Le livre d'histoire le plus célèbre en langue anglaise a son propre mythe fondateur célèbre :
C'est à Rome, le 15 octobre 1764, alors que je méditais au milieu des ruines du Capitole, tandis que les frères pieds nus chantaient les vêpres dans le temple de Jupiter, que l'idée d'écrire d'abord le déclin et la chute de la Ville a germé dans mon esprit.

Edward Gibbon a presque certainement inventé ce souvenir fantaisiste, mais l'érudition qui a contribué à son déclin et sa chute se tient toujours, telle une ruine romaine intemporelle : majestueuse, élégante et même sublime. 

Objet d'admiration, l'histoire de Gibbon déroule son récit de l'apogée de l'empire romain à la chute de Byzance.
Gibbon était peut-être un historien amateur (sa vie était autrement consacrée à gèrer la richesse considérable de sa famille et à servir dans la milice), mais son érudition est stupéfiante. Il était courant dans l'Angleterre du XVIIIe siècle de se référer à Virgile, Ovide ou Plutarque. Gibbon fait allusion à des passages de Strabon, Salluste, Sénèque, Macrobe et Longinus, parmi beaucoup d'autres.
Il y a cette érudition, certes mais aussi et davantage encore son style, dont les dévots ultérieurs incluent Winston Churchill et les plus grands poètes anglais. J'ai toujours eu l'habitude, écrivait Gibbon, de couler un long paragraphe dans un seul moule, de l'essayer par mon oreille, de le déposer dans ma mémoire, puis de suspendre l'action de la plume jusqu'à ce que j'aie donné le dernier poli à mon travail.

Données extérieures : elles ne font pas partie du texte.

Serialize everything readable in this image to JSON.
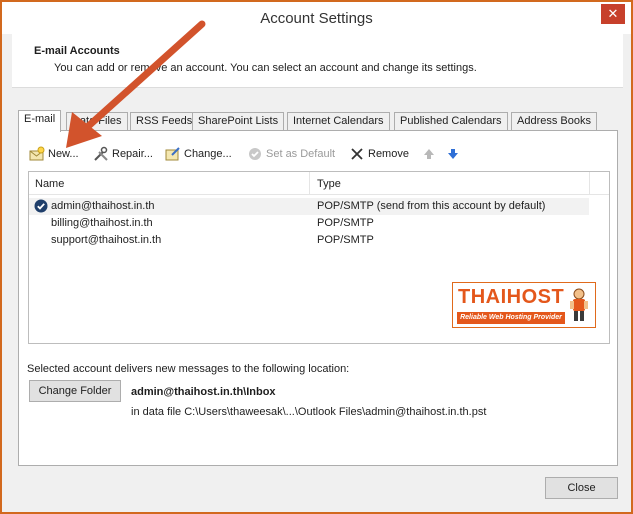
{
  "window": {
    "title": "Account Settings",
    "close_glyph": "✕"
  },
  "header": {
    "title": "E-mail Accounts",
    "description": "You can add or remove an account. You can select an account and change its settings."
  },
  "tabs": [
    "E-mail",
    "Data Files",
    "RSS Feeds",
    "SharePoint Lists",
    "Internet Calendars",
    "Published Calendars",
    "Address Books"
  ],
  "toolbar": {
    "new": "New...",
    "repair": "Repair...",
    "change": "Change...",
    "set_default": "Set as Default",
    "remove": "Remove"
  },
  "list": {
    "columns": {
      "name": "Name",
      "type": "Type"
    },
    "rows": [
      {
        "name": "admin@thaihost.in.th",
        "type": "POP/SMTP (send from this account by default)"
      },
      {
        "name": "billing@thaihost.in.th",
        "type": "POP/SMTP"
      },
      {
        "name": "support@thaihost.in.th",
        "type": "POP/SMTP"
      }
    ]
  },
  "logo": {
    "text": "THAIHOST",
    "tagline": "Reliable Web Hosting Provider"
  },
  "delivery": {
    "label": "Selected account delivers new messages to the following location:",
    "change_folder": "Change Folder",
    "inbox_path": "admin@thaihost.in.th\\Inbox",
    "data_file": "in data file C:\\Users\\thaweesak\\...\\Outlook Files\\admin@thaihost.in.th.pst"
  },
  "footer": {
    "close": "Close"
  },
  "colors": {
    "accent_border": "#d2691e",
    "arrow": "#d2532c",
    "logo": "#e4571b"
  }
}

Declin et chute est une cathédrale de mots et d'opinions: sonore, impressionnante et sombre, avec des coins étranges et inattendus d'esprit et d'ironie, dissimulés dans des notes de bas de page bien judicieuses. 
Par exemple, au chapitre VII sur Gordien, il écrit :
Vingt-deux concubines reconnues et une bibliothèque de 62 000 volumes attestent la variété de ses penchants, et d'après les productions qu'il a laissées derrière lui, il apparaît que les premières comme les secondes ont été conçues pour l'usage plutôt que pour l'ostentation.”
Sa note de bas de page * fournit une coda pleine d'esprit : « Par chacune de ses concubines, le jeune Gordien a laissé trois ou quatre enfants. Ses productions littéraires n'étaient nullement méprisables.

Il était aussi heureux de moquer son immense entreprise : L'histoire n'est, en effet, guère plus que le registre des crimes, des folies et des malheurs de l'humanité. 

Gibbon aimait aussi assaisonner son récit d'apartés concis. Ainsi: La conversation enrichit la compréhension, mais la solitude est l'école du génie."

Deux mois après la première publication du premier volume de ce classique colossal, Gibbon se vantait auprès de sa belle-mère de la réception de son ouvrage : Il a été très bien reçu, par des hommes de lettres, des hommes du monde, et même par de belles dames à plumes.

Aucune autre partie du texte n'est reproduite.